CEDAW Anniversary: Making Women's Equality a Reality in the Democratic Republic of the Congo

Publication Date: 
20 Dec 2012

In honor of the 33rd anniversary of the signing of the United Nations Convention on the Elimination of All Forms of Discrimination against Women (CEDAW), IFES colleagues from around the world share their thoughts on gender discrimination in their countries and how they are working to overcome it.

Name: Mamie Patricia Kapinga
Title: Provincial Coordinator
Country: Democratic Republic of the Congo

How does discrimination against women affect their participation as citizens in the Democratic Republic of the Congo?

Although the constitution of the DRC makes provisions for parity between men and women with a view to fair and equitable participation in the management of the city (Mbuji-Mayi), this participation remains only theoretical, despite our country’s ratification of treaties on the elimination of all forms of discrimination against women.

We find that women, intelligent and educated as they may be, are still the victims of much abuse and wrongdoing on the part of men, in particular; the societies in which they live, in general; and, specifically here in Kasai Oriental, customs which slow the development, emergence and advancement of women.

For example, consider the representation of women in political institutions. Women are disadvantaged for several reasons, of which the most important are outdated customs and women’s financial dependence on their husbands, who may accuse them of wasting money or view them as unable to stand for elected office and instead as simple housewives with no control even over their own reproductive choices. Women’s participation is just as misunderstood by women themselves, who underestimate themselves, despite being endowed with abilities and potential equal to those of men.

Please tell us about your work with IFES related to combating discrimination against women and promoting women's empowerment.

IFES is an organization that grants equal opportunity during the recruitment process and encourages applications from qualified individuals regardless of gender.

IFES struggles against all forms of discrimination in general – and discrimination against women specifically. If IFES finds that a female candidate has the desired qualifications, they hire her.

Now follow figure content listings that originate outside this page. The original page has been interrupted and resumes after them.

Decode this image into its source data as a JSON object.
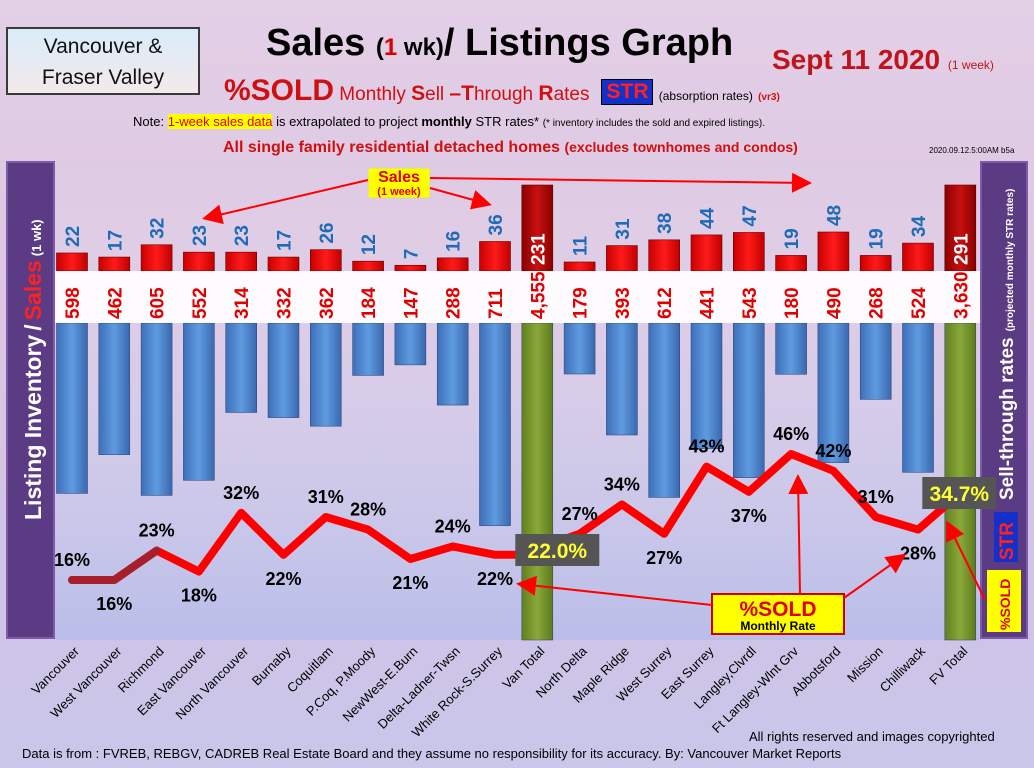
{
  "header": {
    "region_line1": "Vancouver &",
    "region_line2": "Fraser Valley",
    "title_part1": "Sales",
    "title_open": "(",
    "title_num": "1",
    "title_wk": " wk)",
    "title_part2": "/ Listings Graph",
    "date": "Sept 11  2020",
    "date_suffix": "(1 week)",
    "subtitle_sold": "%SOLD",
    "subtitle_w1_cap": "S",
    "subtitle_w1_rest": "ell",
    "subtitle_w2_cap": "T",
    "subtitle_w2_rest": "hrough",
    "subtitle_w3_cap": "R",
    "subtitle_w3_rest": "ates",
    "subtitle_monthly": "Monthly ",
    "subtitle_dash": "–",
    "str_badge": "STR",
    "subtitle_absorption": "(absorption rates)",
    "subtitle_ver": "(vr3)",
    "note_prefix": "Note: ",
    "note_highlight": "1-week sales data",
    "note_mid": " is extrapolated to project ",
    "note_bold": "monthly",
    "note_end": " STR rates*",
    "note_small": "(* inventory includes the sold and expired listings).",
    "subhead_main": "All single family residential detached homes",
    "subhead_small": "(excludes townhomes and condos)",
    "stamp": "2020.09.12.5:00AM b5a"
  },
  "side": {
    "left_inventory": "Listing Inventory",
    "left_slash": "/",
    "left_sales": "Sales",
    "left_wk": "(1 wk)",
    "right_main": "Sell-through rates",
    "right_small": "(projected monthly STR rates)",
    "right_str": "STR",
    "right_sold": "%SOLD"
  },
  "annotations": {
    "sales_label": "Sales",
    "sales_sub": "(1 week)",
    "sold_label": "%SOLD",
    "sold_sub": "Monthly Rate",
    "van_total_pct": "22.0%",
    "fv_total_pct": "34.7%"
  },
  "footer": {
    "rights": "All rights reserved and  images copyrighted",
    "source": "Data is from : FVREB, REBGV, CADREB Real Estate Board and they assume no responsibility for its accuracy. By: Vancouver Market Reports"
  },
  "colors": {
    "sales_bar": "#e80000",
    "inventory_bar": "#4f86d0",
    "total_sales_bar": "#b00000",
    "total_inventory_bar": "#7a9a2e",
    "str_line": "#ff0000",
    "sales_label_color": "#1e6bb8",
    "inventory_label_color": "#e00000"
  },
  "chart_data": {
    "type": "bar",
    "categories": [
      "Vancouver",
      "West Vancouver",
      "Richmond",
      "East Vancouver",
      "North Vancouver",
      "Burnaby",
      "Coquitlam",
      "P.Coq, P.Moody",
      "NewWest-E.Burn",
      "Delta-Ladner-Twsn",
      "White Rock-S.Surrey",
      "Van Total",
      "North Delta",
      "Maple Ridge",
      "West Surrey",
      "East Surrey",
      "Langley,Clvrdl",
      "Ft Langley-Wlnt Grv",
      "Abbotsford",
      "Mission",
      "Chilliwack",
      "FV Total"
    ],
    "series": [
      {
        "name": "Sales",
        "values": [
          22,
          17,
          32,
          23,
          23,
          17,
          26,
          12,
          7,
          16,
          36,
          231,
          11,
          31,
          38,
          44,
          47,
          19,
          48,
          19,
          34,
          291
        ],
        "labels": [
          "22",
          "17",
          "32",
          "23",
          "23",
          "17",
          "26",
          "12",
          "7",
          "16",
          "36",
          "231",
          "11",
          "31",
          "38",
          "44",
          "47",
          "19",
          "48",
          "19",
          "34",
          "291"
        ]
      },
      {
        "name": "Listing Inventory",
        "values": [
          598,
          462,
          605,
          552,
          314,
          332,
          362,
          184,
          147,
          288,
          711,
          4555,
          179,
          393,
          612,
          441,
          543,
          180,
          490,
          268,
          524,
          3630
        ],
        "labels": [
          "598",
          "462",
          "605",
          "552",
          "314",
          "332",
          "362",
          "184",
          "147",
          "288",
          "711",
          "4,555",
          "179",
          "393",
          "612",
          "441",
          "543",
          "180",
          "490",
          "268",
          "524",
          "3,630"
        ]
      },
      {
        "name": "%SOLD",
        "values": [
          16,
          16,
          23,
          18,
          32,
          22,
          31,
          28,
          21,
          24,
          22,
          22.0,
          27,
          34,
          27,
          43,
          37,
          46,
          42,
          31,
          28,
          34.7
        ],
        "labels": [
          "16%",
          "16%",
          "23%",
          "18%",
          "32%",
          "22%",
          "31%",
          "28%",
          "21%",
          "24%",
          "22%",
          "22.0%",
          "27%",
          "34%",
          "27%",
          "43%",
          "37%",
          "46%",
          "42%",
          "31%",
          "28%",
          "34.7%"
        ]
      }
    ],
    "title": "Sales (1 wk)/ Listings Graph",
    "ylabel": "Listing Inventory / Sales (1 wk)",
    "y2label": "Sell-through rates (projected monthly STR rates)",
    "legend": "none",
    "grid": false
  }
}
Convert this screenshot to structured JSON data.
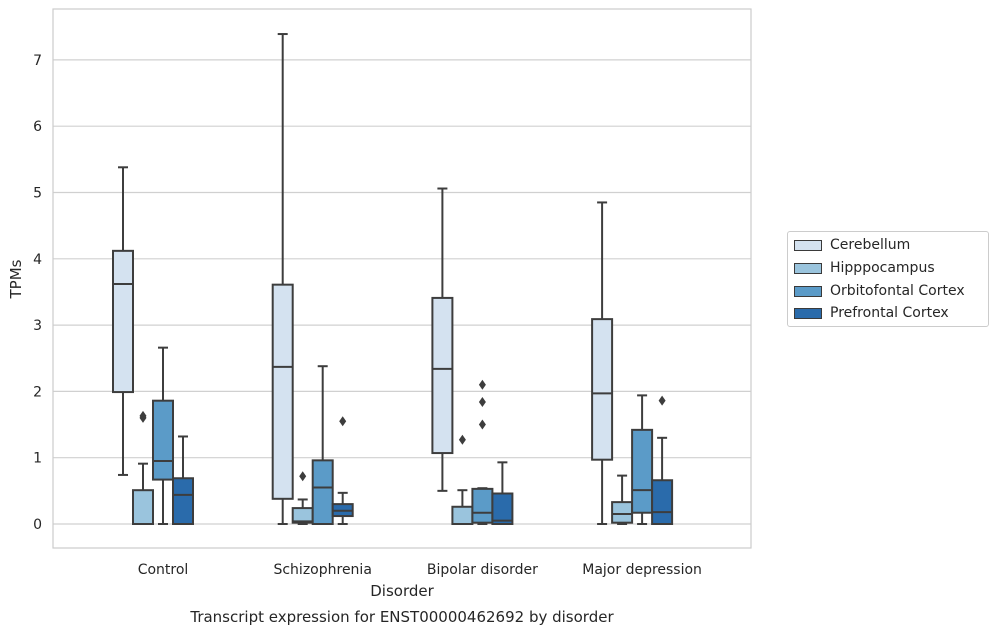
{
  "chart_data": {
    "type": "box",
    "title": "Transcript expression for ENST00000462692 by disorder",
    "xlabel": "Disorder",
    "ylabel": "TPMs",
    "ylim": [
      -0.35,
      7.75
    ],
    "yticks": [
      0,
      1,
      2,
      3,
      4,
      5,
      6,
      7
    ],
    "grid": true,
    "legend_position": "right",
    "categories": [
      "Control",
      "Schizophrenia",
      "Bipolar disorder",
      "Major depression"
    ],
    "series": [
      {
        "name": "Cerebellum",
        "color": "#d4e2f0",
        "boxes": [
          {
            "whisker_low": 0.74,
            "q1": 1.99,
            "median": 3.62,
            "q3": 4.12,
            "whisker_high": 5.38,
            "outliers": []
          },
          {
            "whisker_low": 0.0,
            "q1": 0.38,
            "median": 2.37,
            "q3": 3.61,
            "whisker_high": 7.39,
            "outliers": []
          },
          {
            "whisker_low": 0.5,
            "q1": 1.07,
            "median": 2.34,
            "q3": 3.41,
            "whisker_high": 5.06,
            "outliers": []
          },
          {
            "whisker_low": 0.0,
            "q1": 0.97,
            "median": 1.97,
            "q3": 3.09,
            "whisker_high": 4.85,
            "outliers": []
          }
        ]
      },
      {
        "name": "Hipppocampus",
        "color": "#9ac4dd",
        "boxes": [
          {
            "whisker_low": 0.0,
            "q1": 0.0,
            "median": 0.0,
            "q3": 0.51,
            "whisker_high": 0.91,
            "outliers": [
              1.6,
              1.63
            ]
          },
          {
            "whisker_low": 0.0,
            "q1": 0.02,
            "median": 0.04,
            "q3": 0.24,
            "whisker_high": 0.37,
            "outliers": [
              0.72
            ]
          },
          {
            "whisker_low": 0.0,
            "q1": 0.0,
            "median": 0.0,
            "q3": 0.26,
            "whisker_high": 0.51,
            "outliers": [
              1.27
            ]
          },
          {
            "whisker_low": 0.0,
            "q1": 0.02,
            "median": 0.15,
            "q3": 0.33,
            "whisker_high": 0.73,
            "outliers": []
          }
        ]
      },
      {
        "name": "Orbitofontal Cortex",
        "color": "#5b9bc8",
        "boxes": [
          {
            "whisker_low": 0.0,
            "q1": 0.67,
            "median": 0.95,
            "q3": 1.86,
            "whisker_high": 2.66,
            "outliers": []
          },
          {
            "whisker_low": 0.0,
            "q1": 0.0,
            "median": 0.55,
            "q3": 0.96,
            "whisker_high": 2.38,
            "outliers": []
          },
          {
            "whisker_low": 0.0,
            "q1": 0.02,
            "median": 0.17,
            "q3": 0.53,
            "whisker_high": 0.54,
            "outliers": [
              1.5,
              1.84,
              2.1
            ]
          },
          {
            "whisker_low": 0.0,
            "q1": 0.17,
            "median": 0.51,
            "q3": 1.42,
            "whisker_high": 1.94,
            "outliers": []
          }
        ]
      },
      {
        "name": "Prefrontal Cortex",
        "color": "#2a6bab",
        "boxes": [
          {
            "whisker_low": 0.0,
            "q1": 0.0,
            "median": 0.44,
            "q3": 0.69,
            "whisker_high": 1.32,
            "outliers": []
          },
          {
            "whisker_low": 0.0,
            "q1": 0.12,
            "median": 0.2,
            "q3": 0.3,
            "whisker_high": 0.47,
            "outliers": [
              1.55
            ]
          },
          {
            "whisker_low": 0.0,
            "q1": 0.0,
            "median": 0.05,
            "q3": 0.46,
            "whisker_high": 0.93,
            "outliers": []
          },
          {
            "whisker_low": 0.0,
            "q1": 0.0,
            "median": 0.18,
            "q3": 0.66,
            "whisker_high": 1.3,
            "outliers": [
              1.86
            ]
          }
        ]
      }
    ]
  }
}
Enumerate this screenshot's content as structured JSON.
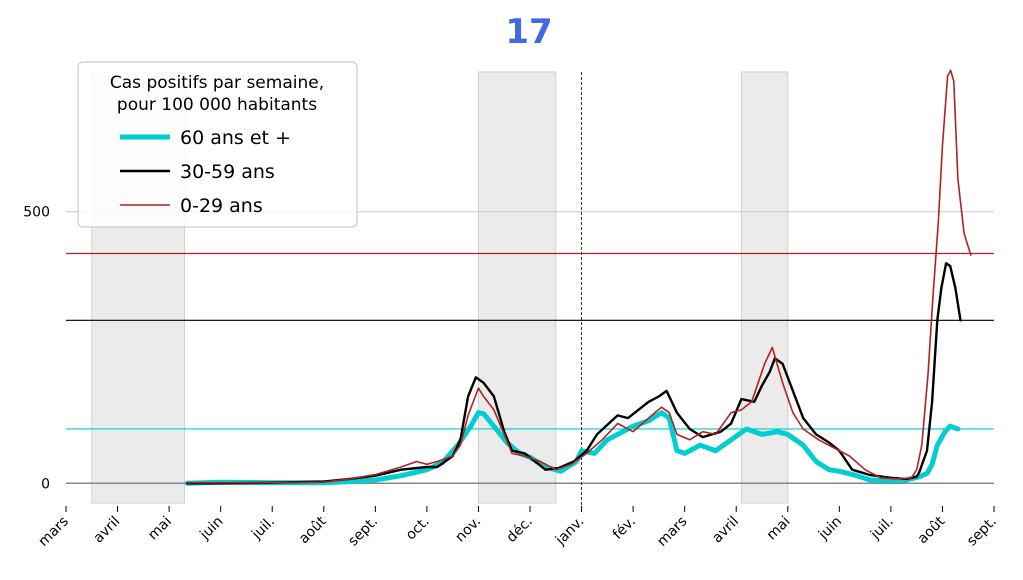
{
  "chart_data": {
    "type": "line",
    "title": "17",
    "title_color": "#4169e1",
    "legend": {
      "title_lines": [
        "Cas positifs par semaine,",
        "pour 100 000 habitants"
      ],
      "placement": "top-left"
    },
    "x_ticks": [
      "mars",
      "avril",
      "mai",
      "juin",
      "juil.",
      "août",
      "sept.",
      "oct.",
      "nov.",
      "déc.",
      "janv.",
      "fév.",
      "mars",
      "avril",
      "mai",
      "juin",
      "juil.",
      "août",
      "sept."
    ],
    "y_ticks": [
      0,
      500
    ],
    "ylim": [
      -40,
      770
    ],
    "xlim": [
      0,
      18
    ],
    "shaded_periods": [
      [
        0.5,
        2.3
      ],
      [
        8.0,
        9.5
      ],
      [
        13.1,
        14.0
      ]
    ],
    "vline_x": 10.0,
    "reference_lines": [
      {
        "y": 100,
        "color": "#00cccc"
      },
      {
        "y": 300,
        "color": "#000000"
      },
      {
        "y": 423,
        "color": "#b22222"
      }
    ],
    "series": [
      {
        "name": "60 ans et +",
        "color": "#00ced1",
        "width": 5,
        "points": [
          [
            2.35,
            0
          ],
          [
            3,
            2
          ],
          [
            4,
            1
          ],
          [
            5,
            1
          ],
          [
            5.5,
            3
          ],
          [
            6,
            6
          ],
          [
            6.5,
            14
          ],
          [
            7,
            25
          ],
          [
            7.3,
            38
          ],
          [
            7.6,
            70
          ],
          [
            7.85,
            105
          ],
          [
            8.0,
            130
          ],
          [
            8.1,
            128
          ],
          [
            8.3,
            105
          ],
          [
            8.55,
            75
          ],
          [
            8.8,
            55
          ],
          [
            9.0,
            48
          ],
          [
            9.3,
            30
          ],
          [
            9.6,
            22
          ],
          [
            9.9,
            40
          ],
          [
            10.0,
            60
          ],
          [
            10.25,
            55
          ],
          [
            10.5,
            80
          ],
          [
            10.8,
            95
          ],
          [
            11.0,
            105
          ],
          [
            11.3,
            115
          ],
          [
            11.55,
            130
          ],
          [
            11.7,
            120
          ],
          [
            11.85,
            60
          ],
          [
            12.0,
            55
          ],
          [
            12.3,
            70
          ],
          [
            12.6,
            60
          ],
          [
            12.9,
            80
          ],
          [
            13.2,
            100
          ],
          [
            13.5,
            90
          ],
          [
            13.8,
            95
          ],
          [
            14.0,
            90
          ],
          [
            14.3,
            70
          ],
          [
            14.55,
            40
          ],
          [
            14.8,
            25
          ],
          [
            15.0,
            22
          ],
          [
            15.3,
            15
          ],
          [
            15.6,
            6
          ],
          [
            15.9,
            5
          ],
          [
            16.3,
            6
          ],
          [
            16.55,
            12
          ],
          [
            16.7,
            18
          ],
          [
            16.8,
            35
          ],
          [
            16.9,
            70
          ],
          [
            17.05,
            95
          ],
          [
            17.15,
            105
          ],
          [
            17.3,
            100
          ]
        ]
      },
      {
        "name": "30-59 ans",
        "color": "#000000",
        "width": 2.4,
        "points": [
          [
            2.35,
            0
          ],
          [
            3,
            0
          ],
          [
            4,
            1
          ],
          [
            5,
            3
          ],
          [
            5.5,
            8
          ],
          [
            6,
            14
          ],
          [
            6.5,
            25
          ],
          [
            7,
            30
          ],
          [
            7.2,
            30
          ],
          [
            7.5,
            50
          ],
          [
            7.65,
            80
          ],
          [
            7.8,
            160
          ],
          [
            7.95,
            195
          ],
          [
            8.1,
            185
          ],
          [
            8.3,
            160
          ],
          [
            8.5,
            95
          ],
          [
            8.65,
            60
          ],
          [
            8.9,
            55
          ],
          [
            9.1,
            40
          ],
          [
            9.3,
            25
          ],
          [
            9.55,
            28
          ],
          [
            9.85,
            40
          ],
          [
            10.1,
            60
          ],
          [
            10.3,
            90
          ],
          [
            10.7,
            125
          ],
          [
            10.9,
            120
          ],
          [
            11.3,
            150
          ],
          [
            11.5,
            160
          ],
          [
            11.65,
            170
          ],
          [
            11.85,
            130
          ],
          [
            12.1,
            100
          ],
          [
            12.35,
            85
          ],
          [
            12.7,
            95
          ],
          [
            12.9,
            110
          ],
          [
            13.1,
            155
          ],
          [
            13.35,
            150
          ],
          [
            13.5,
            180
          ],
          [
            13.65,
            205
          ],
          [
            13.75,
            230
          ],
          [
            13.9,
            220
          ],
          [
            14.1,
            170
          ],
          [
            14.3,
            120
          ],
          [
            14.55,
            90
          ],
          [
            14.8,
            75
          ],
          [
            15.0,
            60
          ],
          [
            15.25,
            25
          ],
          [
            15.6,
            15
          ],
          [
            16.0,
            10
          ],
          [
            16.3,
            8
          ],
          [
            16.5,
            12
          ],
          [
            16.55,
            20
          ],
          [
            16.7,
            60
          ],
          [
            16.8,
            150
          ],
          [
            16.9,
            300
          ],
          [
            16.98,
            360
          ],
          [
            17.07,
            405
          ],
          [
            17.15,
            400
          ],
          [
            17.25,
            360
          ],
          [
            17.35,
            300
          ]
        ]
      },
      {
        "name": "0-29 ans",
        "color": "#b22222",
        "width": 1.6,
        "points": [
          [
            2.35,
            1
          ],
          [
            3,
            1
          ],
          [
            4,
            1
          ],
          [
            5,
            2
          ],
          [
            5.5,
            8
          ],
          [
            6,
            16
          ],
          [
            6.5,
            30
          ],
          [
            6.8,
            40
          ],
          [
            7.0,
            35
          ],
          [
            7.2,
            40
          ],
          [
            7.5,
            50
          ],
          [
            7.65,
            70
          ],
          [
            7.8,
            125
          ],
          [
            8.0,
            175
          ],
          [
            8.1,
            160
          ],
          [
            8.3,
            135
          ],
          [
            8.5,
            90
          ],
          [
            8.65,
            55
          ],
          [
            8.9,
            50
          ],
          [
            9.2,
            40
          ],
          [
            9.5,
            25
          ],
          [
            9.8,
            35
          ],
          [
            10.1,
            55
          ],
          [
            10.4,
            80
          ],
          [
            10.7,
            110
          ],
          [
            11.0,
            95
          ],
          [
            11.3,
            120
          ],
          [
            11.55,
            140
          ],
          [
            11.7,
            130
          ],
          [
            11.85,
            90
          ],
          [
            12.1,
            80
          ],
          [
            12.35,
            95
          ],
          [
            12.6,
            90
          ],
          [
            12.9,
            130
          ],
          [
            13.1,
            135
          ],
          [
            13.3,
            150
          ],
          [
            13.55,
            220
          ],
          [
            13.7,
            250
          ],
          [
            13.9,
            185
          ],
          [
            14.1,
            130
          ],
          [
            14.3,
            100
          ],
          [
            14.6,
            80
          ],
          [
            14.9,
            65
          ],
          [
            15.2,
            50
          ],
          [
            15.5,
            25
          ],
          [
            15.8,
            10
          ],
          [
            16.1,
            8
          ],
          [
            16.4,
            10
          ],
          [
            16.5,
            25
          ],
          [
            16.6,
            70
          ],
          [
            16.72,
            200
          ],
          [
            16.82,
            350
          ],
          [
            16.92,
            480
          ],
          [
            17.0,
            620
          ],
          [
            17.1,
            750
          ],
          [
            17.16,
            760
          ],
          [
            17.22,
            740
          ],
          [
            17.3,
            560
          ],
          [
            17.42,
            460
          ],
          [
            17.55,
            420
          ]
        ]
      }
    ]
  }
}
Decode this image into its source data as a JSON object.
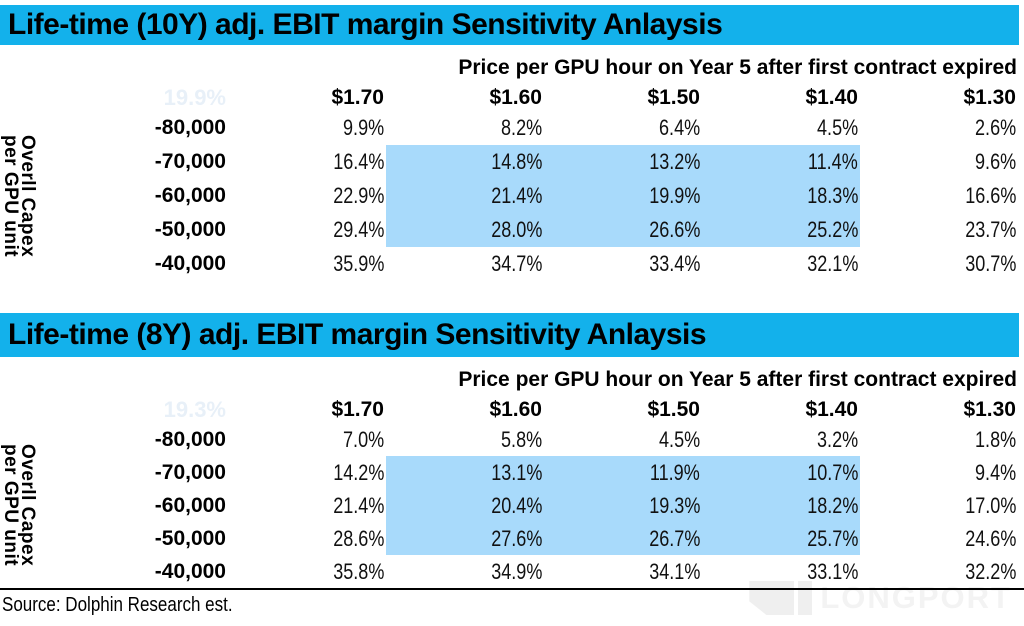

On this subject, I can give a clear example that I encountered with IFES. During our recruitment in 2006, 10 candidates were called in – including three women, one of whom was me. I was ultimately chosen as provincial coordinator for Kasai Oriental, and that job granted me psychological, financial and moral independence.

And thus, through its work, IFES contributes to the development and promotion of the participation of women in the Congo and appears to be an employer with a sound model regarding the fight against discrimination. I have never been a victim of discrimination in my work with IFES.